Dans l’arrêt Commune du Fayet (CE, 15 mai 2006), le Conseil d’État a posé le principe que le préjudice résultait « de la différence entre le prix figurant dans (la promesse de vente) et la valeur vénale du bien à la date de la décision de renonciation ». Pour déterminer la valeur vénale du bien, « le prix de vente effectif » peut être pris en compte. Cela suppose donc que le propriétaire ait remis son bien en vente et l’ait effectivement vendu, mais à un prix inférieur à la première promesse de vente.

Pour que ce prix de vente effectif puisse être pris en compte, le Conseil d’État a exigé d’abord qu’« un délai raisonnable sépare la vente de la renonciation, eu égard aux diligences effectuées par le vendeur ». Un délai de deux ans peut ainsi être considéré comme déraisonnable, à moins que les « diligences effectuées par le vendeur », ne justifient le retard dans la vente. Ainsi, en cas de dégradation du marché immobilier, ou de difficulté à vendre à un prix satisfaisant, le vendeur a plutôt intérêt à vendre assez vite son bien et demander ensuite réparation de la différence, plutôt que d’être exigeant sur le prix et de risquer de se voir opposer le délai trop long de vente.

Le Conseil d’État a exigé ensuite « que ce prix de vente ne s’écarte pas anormalement de cette valeur vénale ». Cette réserve est sans doute destinée à éviter les risques de fraude liés à une application trop mécanique des règles d’indemnisation. Toutefois, la difficulté serait grande, une fois écarté le prix réel de vente du bien, de déterminer sa « vraie » valeur vénale sur un marché de l’immobilier par essence fluctuant.

> L’indemnisation de la perte de temps

Le vendeur subit un deuxième préjudice en raison de la privation de la possibilité de disposer du prix de la vente de son bien comme il le souhaitait pendant une période qui peut être longue (plus de trois ans dans l’affaire commune de Fayet). Ce préjudice est indemnisable.
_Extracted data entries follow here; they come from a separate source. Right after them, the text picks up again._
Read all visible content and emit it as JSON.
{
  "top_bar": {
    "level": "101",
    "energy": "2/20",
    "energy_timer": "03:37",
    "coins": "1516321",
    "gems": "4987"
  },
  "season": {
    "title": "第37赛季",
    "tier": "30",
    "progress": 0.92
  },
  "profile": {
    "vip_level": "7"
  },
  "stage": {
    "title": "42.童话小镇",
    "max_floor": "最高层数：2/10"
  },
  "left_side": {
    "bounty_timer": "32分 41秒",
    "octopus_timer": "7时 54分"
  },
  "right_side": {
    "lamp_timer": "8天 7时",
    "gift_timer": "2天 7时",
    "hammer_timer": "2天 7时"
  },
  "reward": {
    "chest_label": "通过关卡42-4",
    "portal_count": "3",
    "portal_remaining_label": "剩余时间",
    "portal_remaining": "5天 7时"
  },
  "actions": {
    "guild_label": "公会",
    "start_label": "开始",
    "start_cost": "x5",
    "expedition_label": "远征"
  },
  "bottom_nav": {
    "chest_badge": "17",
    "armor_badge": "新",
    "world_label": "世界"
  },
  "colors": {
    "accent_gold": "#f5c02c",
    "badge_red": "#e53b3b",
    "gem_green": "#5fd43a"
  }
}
Le Conseil d’État a posé dans l’arrêt Commune de Fayet qu’il existait un préjudice pour le propriétaire qui résultait « de l’impossibilité dans laquelle il s’est trouvé de disposer du prix figurant dans la promesse de vente entre la date de cession prévue par cet acte et la date de vente effective ». La période indemnisable débute donc à la date à laquelle le bien devait être vendu et s’achève à la date à laquelle il est effectivement vendu, après l’interruption liée à la préemption. C’est donc dorénavant la date effective de vente qui doit être prise en compte et non plus la date de renonciation à la préemption ou son annulation comme c’était le cas antérieurement.
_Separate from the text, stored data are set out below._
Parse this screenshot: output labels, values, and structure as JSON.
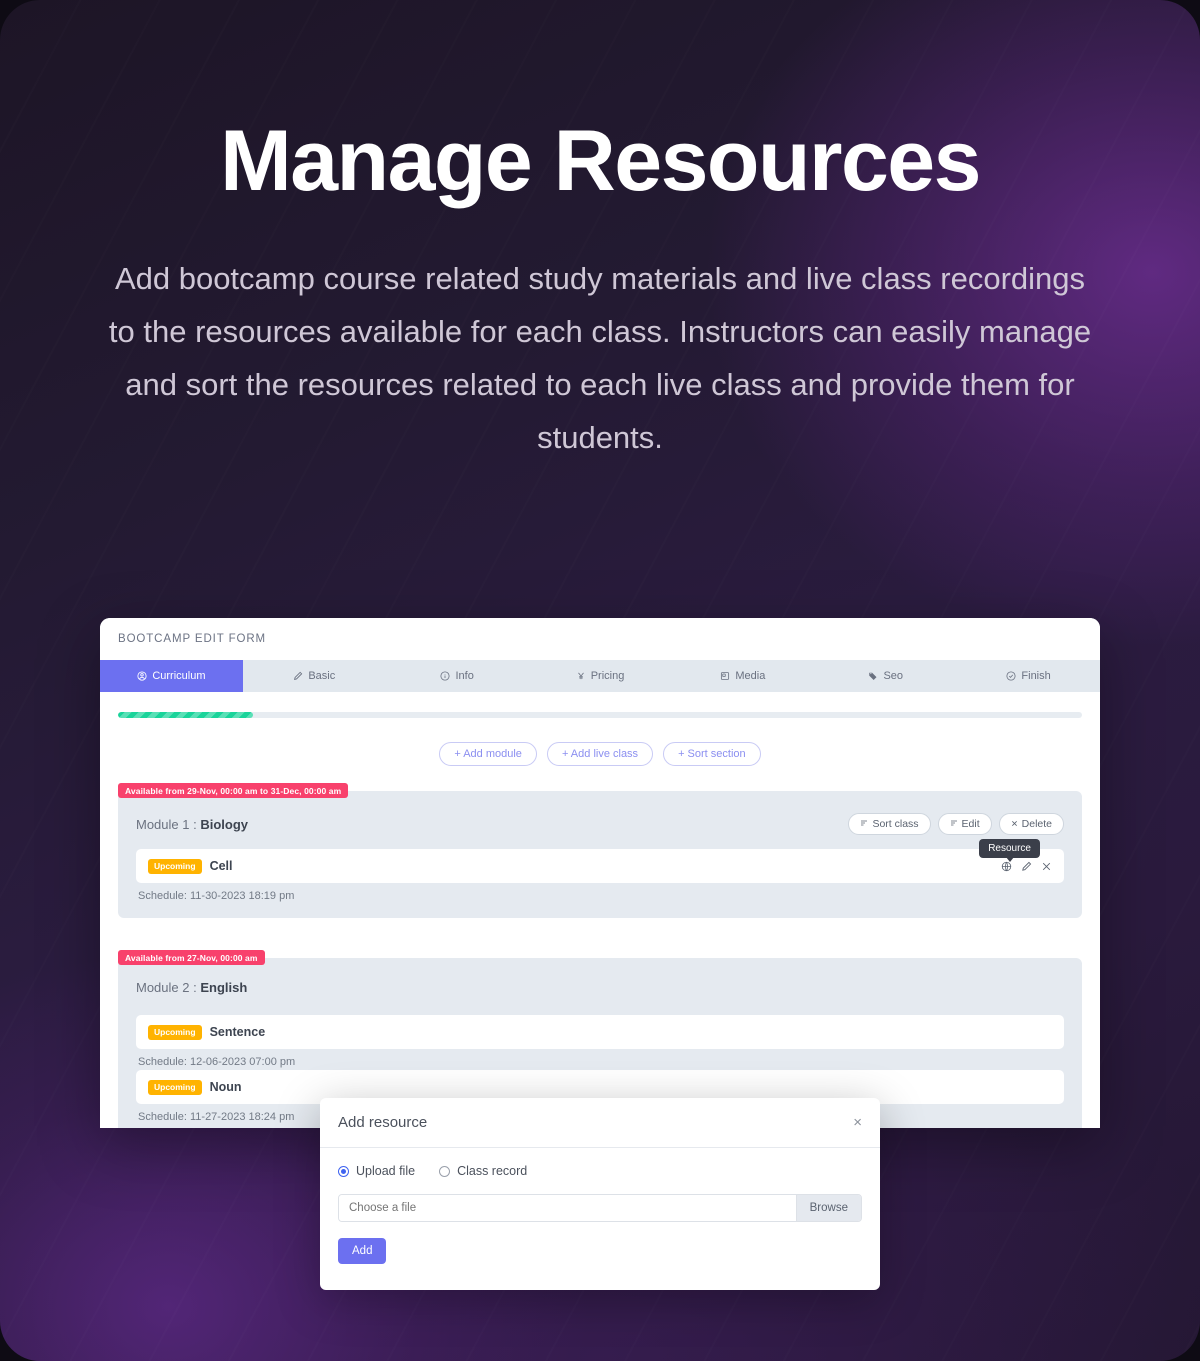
{
  "hero": {
    "title": "Manage Resources",
    "subtitle": "Add bootcamp course related study materials and live class recordings to the resources available for each class. Instructors can easily manage and sort the resources related to each live class and provide them for students."
  },
  "colors": {
    "accent": "#6c70f0",
    "progress": "#19d49a",
    "badge_available": "#f8416c",
    "badge_upcoming": "#ffb300",
    "tab_bar": "#e2e8ee",
    "module_card": "#e5eaf0"
  },
  "app": {
    "header_title": "BOOTCAMP EDIT FORM",
    "tabs": [
      {
        "label": "Curriculum",
        "icon": "user-circle-icon",
        "active": true
      },
      {
        "label": "Basic",
        "icon": "pen-icon",
        "active": false
      },
      {
        "label": "Info",
        "icon": "info-circle-icon",
        "active": false
      },
      {
        "label": "Pricing",
        "icon": "yen-icon",
        "active": false
      },
      {
        "label": "Media",
        "icon": "image-icon",
        "active": false
      },
      {
        "label": "Seo",
        "icon": "tag-icon",
        "active": false
      },
      {
        "label": "Finish",
        "icon": "check-circle-icon",
        "active": false
      }
    ],
    "progress_percent": 14,
    "toolbar": [
      {
        "label": "+ Add module"
      },
      {
        "label": "+ Add live class"
      },
      {
        "label": "+ Sort section"
      }
    ],
    "modules": [
      {
        "availability": "Available from 29-Nov, 00:00 am to 31-Dec, 00:00 am",
        "title_prefix": "Module 1 : ",
        "title_name": "Biology",
        "actions": [
          {
            "label": "Sort class",
            "icon": "sort-icon"
          },
          {
            "label": "Edit",
            "icon": "sort-icon"
          },
          {
            "label": "Delete",
            "icon": "close-icon"
          }
        ],
        "tooltip": "Resource",
        "classes": [
          {
            "status": "Upcoming",
            "name": "Cell",
            "schedule": "Schedule: 11-30-2023 18:19 pm",
            "show_icons": true
          }
        ]
      },
      {
        "availability": "Available from 27-Nov, 00:00 am",
        "title_prefix": "Module 2 : ",
        "title_name": "English",
        "actions": [],
        "tooltip": "",
        "classes": [
          {
            "status": "Upcoming",
            "name": "Sentence",
            "schedule": "Schedule: 12-06-2023 07:00 pm",
            "show_icons": false
          },
          {
            "status": "Upcoming",
            "name": "Noun",
            "schedule": "Schedule: 11-27-2023 18:24 pm",
            "show_icons": false
          }
        ]
      }
    ]
  },
  "modal": {
    "title": "Add resource",
    "close_label": "×",
    "options": [
      {
        "label": "Upload file",
        "checked": true
      },
      {
        "label": "Class record",
        "checked": false
      }
    ],
    "file_placeholder": "Choose a file",
    "file_value": "",
    "browse_label": "Browse",
    "submit_label": "Add"
  }
}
Le Conseil d’État a posé là aussi la condition que la vente ait eu lieu « dans un délai raisonnable après la renonciation de la collectivité ». Il a précisé en revanche que « lorsque la vente a eu lieu dans un délai ne correspondant pas aux diligences attendues d’un propriétaire désireux de vendre rapidement son bien, quelles qu’en soient les raisons, le terme à prendre en compte pour l’évaluation de ce préjudice doit être fixé à la date de la décision de renonciation ».
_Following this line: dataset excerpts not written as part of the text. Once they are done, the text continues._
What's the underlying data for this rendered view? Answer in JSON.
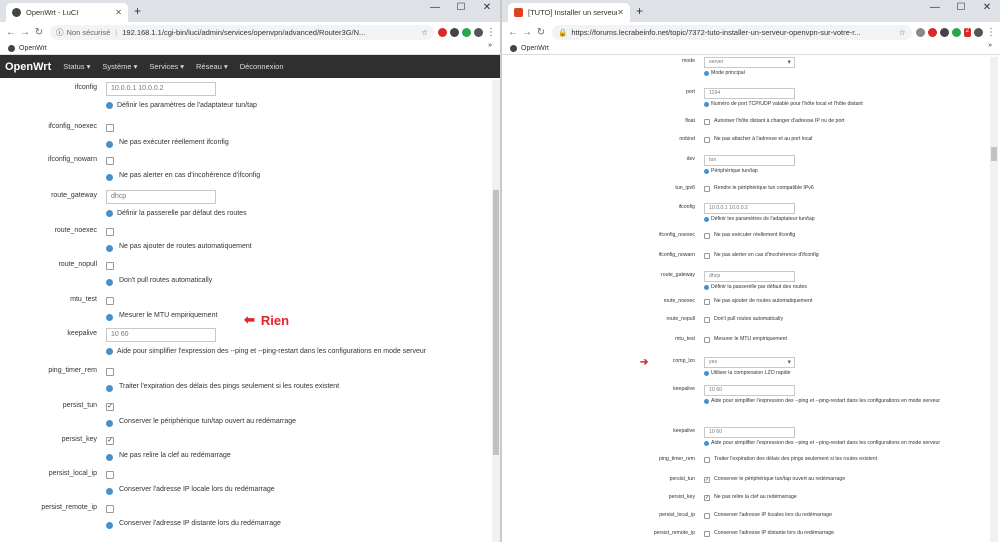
{
  "colors": {
    "annotation": "#e3242b",
    "help_icon": "#4a90c8",
    "header_bg": "#2f2f2f"
  },
  "left": {
    "tab_title": "OpenWrt - LuCI",
    "security": "Non sécurisé",
    "url": "192.168.1.1/cgi-bin/luci/admin/services/openvpn/advanced/Router3G/N...",
    "bookmark": "OpenWrt",
    "brand": "OpenWrt",
    "menu": [
      "Status ▾",
      "Système ▾",
      "Services ▾",
      "Réseau ▾",
      "Déconnexion"
    ],
    "annotation": "Rien",
    "fields": [
      {
        "label": "ifconfig",
        "value": "10.0.0.1 10.0.0.2",
        "help": "Définir les paramètres de l'adaptateur tun/tap"
      },
      {
        "label": "ifconfig_noexec",
        "checked": false,
        "text": "Ne pas exécuter réellement ifconfig"
      },
      {
        "label": "ifconfig_nowarn",
        "checked": false,
        "text": "Ne pas alerter en cas d'incohérence d'ifconfig"
      },
      {
        "label": "route_gateway",
        "value": "dhcp",
        "help": "Définir la passerelle par défaut des routes"
      },
      {
        "label": "route_noexec",
        "checked": false,
        "text": "Ne pas ajouter de routes automatiquement"
      },
      {
        "label": "route_nopull",
        "checked": false,
        "text": "Don't pull routes automatically"
      },
      {
        "label": "mtu_test",
        "checked": false,
        "text": "Mesurer le MTU empiriquement"
      },
      {
        "label": "keepalive",
        "value": "10 60",
        "help": "Aide pour simplifier l'expression des --ping et --ping-restart dans les configurations en mode serveur"
      },
      {
        "label": "ping_timer_rem",
        "checked": false,
        "text": "Traiter l'expiration des délais des pings seulement si les routes existent"
      },
      {
        "label": "persist_tun",
        "checked": true,
        "text": "Conserver le périphérique tun/tap ouvert au redémarrage"
      },
      {
        "label": "persist_key",
        "checked": true,
        "text": "Ne pas relire la clef au redémarrage"
      },
      {
        "label": "persist_local_ip",
        "checked": false,
        "text": "Conserver l'adresse IP locale lors du redémarrage"
      },
      {
        "label": "persist_remote_ip",
        "checked": false,
        "text": "Conserver l'adresse IP distante lors du redémarrage"
      }
    ]
  },
  "right": {
    "tab_title": "[TUTO] Installer un serveur Open",
    "url": "https://forums.lecrabeinfo.net/topic/7372-tuto-installer-un-serveur-openvpn-sur-votre-r...",
    "bookmark": "OpenWrt",
    "ext_badge": "2",
    "fields": [
      {
        "label": "mode",
        "value": "server",
        "help": "Mode principal"
      },
      {
        "label": "port",
        "value": "1194",
        "help": "Numéro de port TCP/UDP valable pour l'hôte local et l'hôte distant"
      },
      {
        "label": "float",
        "checked": false,
        "text": "Autoriser l'hôte distant à changer d'adresse IP ou de port"
      },
      {
        "label": "nobind",
        "checked": false,
        "text": "Ne pas attacher à l'adresse et au port local"
      },
      {
        "label": "dev",
        "value": "tun",
        "help": "Périphérique tun/tap"
      },
      {
        "label": "tun_ipv6",
        "checked": false,
        "text": "Rendre le périphérique tun compatible IPv6"
      },
      {
        "label": "ifconfig",
        "value": "10.0.0.1 10.0.0.2",
        "help": "Définir les paramètres de l'adaptateur tun/tap"
      },
      {
        "label": "ifconfig_noexec",
        "checked": false,
        "text": "Ne pas exécuter réellement ifconfig"
      },
      {
        "label": "ifconfig_nowarn",
        "checked": false,
        "text": "Ne pas alerter en cas d'incohérence d'ifconfig"
      },
      {
        "label": "route_gateway",
        "value": "dhcp",
        "help": "Définir la passerelle par défaut des routes"
      },
      {
        "label": "route_noexec",
        "checked": false,
        "text": "Ne pas ajouter de routes automatiquement"
      },
      {
        "label": "route_nopull",
        "checked": false,
        "text": "Don't pull routes automatically"
      },
      {
        "label": "mtu_test",
        "checked": false,
        "text": "Mesurer le MTU empiriquement"
      },
      {
        "label": "comp_lzo",
        "value": "yes",
        "help": "Utiliser la compression LZO rapide"
      },
      {
        "label": "keepalive",
        "value": "10 60",
        "help": "Aide pour simplifier l'expression des --ping et --ping-restart dans les configurations en mode serveur"
      },
      {
        "label": "keepalive",
        "value": "10 60",
        "help": "Aide pour simplifier l'expression des --ping et --ping-restart dans les configurations en mode serveur"
      },
      {
        "label": "ping_timer_rem",
        "checked": false,
        "text": "Traiter l'expiration des délais des pings seulement si les routes existent"
      },
      {
        "label": "persist_tun",
        "checked": true,
        "text": "Conserver le périphérique tun/tap ouvert au redémarrage"
      },
      {
        "label": "persist_key",
        "checked": true,
        "text": "Ne pas relire la clef au redémarrage"
      },
      {
        "label": "persist_local_ip",
        "checked": false,
        "text": "Conserver l'adresse IP locales lors du redémarrage"
      },
      {
        "label": "persist_remote_ip",
        "checked": false,
        "text": "Conserver l'adresse IP distante lors du redémarrage"
      }
    ]
  }
}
L’exercice du droit de préemption est fortement encadré. Le double contrôle opéré par le juge administratif sur la légalité de la décision de préemption et par le juge de l’expropriation sur le prix du bien est la plupart du temps de nature à donner satisfaction au vendeur. Quant à l’acheteur, il bénéficie d’un accès privilégié au juge du référé, afin d’obtenir dans un délai utile une suspension de la décision de préemption. Il peut ensuite espérer récupérer le bien qu’il voulait acquérir.

Ces réelles possibilités de contestation d’une décision de préemption, tout particulièrement devant le juge administratif, ne sont pas toujours suffisamment exploitées. Or, sur le plan des principes, s’il peut être admis la substitution d’une personne publique à un acheteur à l’occasion d’une cession immobilière, le cas échéant à un prix privilégié, c’est uniquement parce qu’elle envisage de réaliser un projet d’intérêt général. La contestation d’une décision de préemption permet, en plus de la sauvegarde des intérêts du vendeur et de l’acheteur, de veiller au respect de ce principe.